Miraculously it didn’t rain during the weekend of the Abergavenny Food Festival. This was just as well for the Bloggers Breakfast attendees, as we assembled in the open air on Sunday morning in the Linda Vista Gardens. This was an informal gathering hosted by Kavey who writes the http://www.kaveyeats.com blog. Food Bloggers are a friendly crowd, liking nothing more than to meet and chat about food to other enthusiasts. As food festivals grow in popularity, the Abergavenny Festival is considered one of the friendliest and best by foodie festival enthusiasts. Over a bowl of Rude Health muesli, I also met food blogger Jann, http://eatingwales.com who mentioned her recent recipe for Spiced Parsnip Soup. This bought back an instant memory of the first time I tasted the original Jane Grigson recipe for Curried Parsnip Soup from her excellent Vegetable Book. The book was first published in 1978 and things have changed a lot in the intervening years. The use of the word “curried” to describe a dish is definitely a no-no these days. Describing something as spiced, hints at using a special blend, rather than a generic curry powder, and thus an intriguing depth of flavour. The Grigson recipe uses beef stock which would not be used today for a vegetable soup, and flour which I consider unnecessary.
However the recipe was rather racy for it’s day and delivered on flavour and fun.
It was deemed a suitable dish to serve to a choir of monks who had given a concert in St Woolos Cathedral in Newport. No one had turned the heating on and it was a bitterly cold winter night. The monks sang, we shivered and then we headed off to the outskirts of Newport for the Curried Parsnip Soup supper. It was probably down to the extreme cold but everyone was in high spirits, and vast quantities of wine were consumed, especially by the monks. I didn’t know what to expect, but the monks were highly entertaining; I remember a lot of hilarity and saucy jokes. After supper, as we stood outside in the midnight air waving goodbye to the monks, it stuck me as all fairly surreal. It turns out to have been an unforgettable evening as the thought of Parsnip Soup, curried or spiced, transports me straight back to that evening.
Here is my updated version which is ideal for the Autumn nights closing in:
- 2 tbsp olive oil
- 1 tsp ground coriander
- 1 tsp ground cumin
- ½ tsp ground tumeric
- 1 medium onion, peeled and roughly chopped
- 4 medium parsnips, peeled and roughly chopped
- 300ml good quality vegetable stock
- juice of half a lemon
- Salt and black pepper
- Preheat the oven to 220C Fan 200 or Gas 7
- In a roasting tin combine the oil and spices
- Add the chopped onion and parsnips and mix well
- Roast for 25-30 minutes, until the vegetables are cooked.

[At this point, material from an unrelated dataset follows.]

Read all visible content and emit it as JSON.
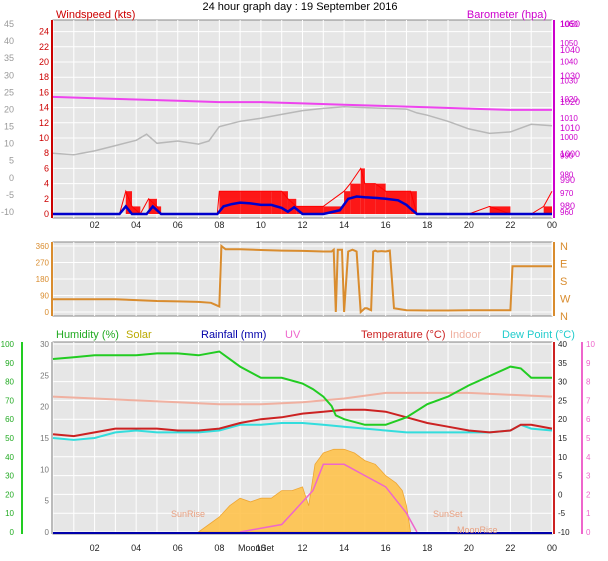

- Remove from the oven and put into a food processor or liquidiser with half the stock and blitz until smooth.
- Add the rest of the stock slowly until you have the consistency you like
- Add the lemon juice, salt and pepper
- Put into a saucepan to reheat if necessary, check for seasoning and serve as it is or with any of the suggestions below.
The soup is great as it is with some lovely crusty bread for a family lunch or supper, but if you’d like to tart up the presentation you could add some dry roasted cumin seeds to scatter on the top just before serving. Crispy fried onions are also nice with a dollop of crème fraiche, or a little double cream swirled on top of the soup with some chopped chives or chopped flat parsley also looks good.
If you don’t have an array of different spices in your cupboard, these days you can buy good mixes such as Bart’s Mild Korma Blend. Use two-three teaspoons of this instead of the suggested spices above. Remember to check the sell-by dates of spices regularly as the quality and aromatic qualities diminish over time.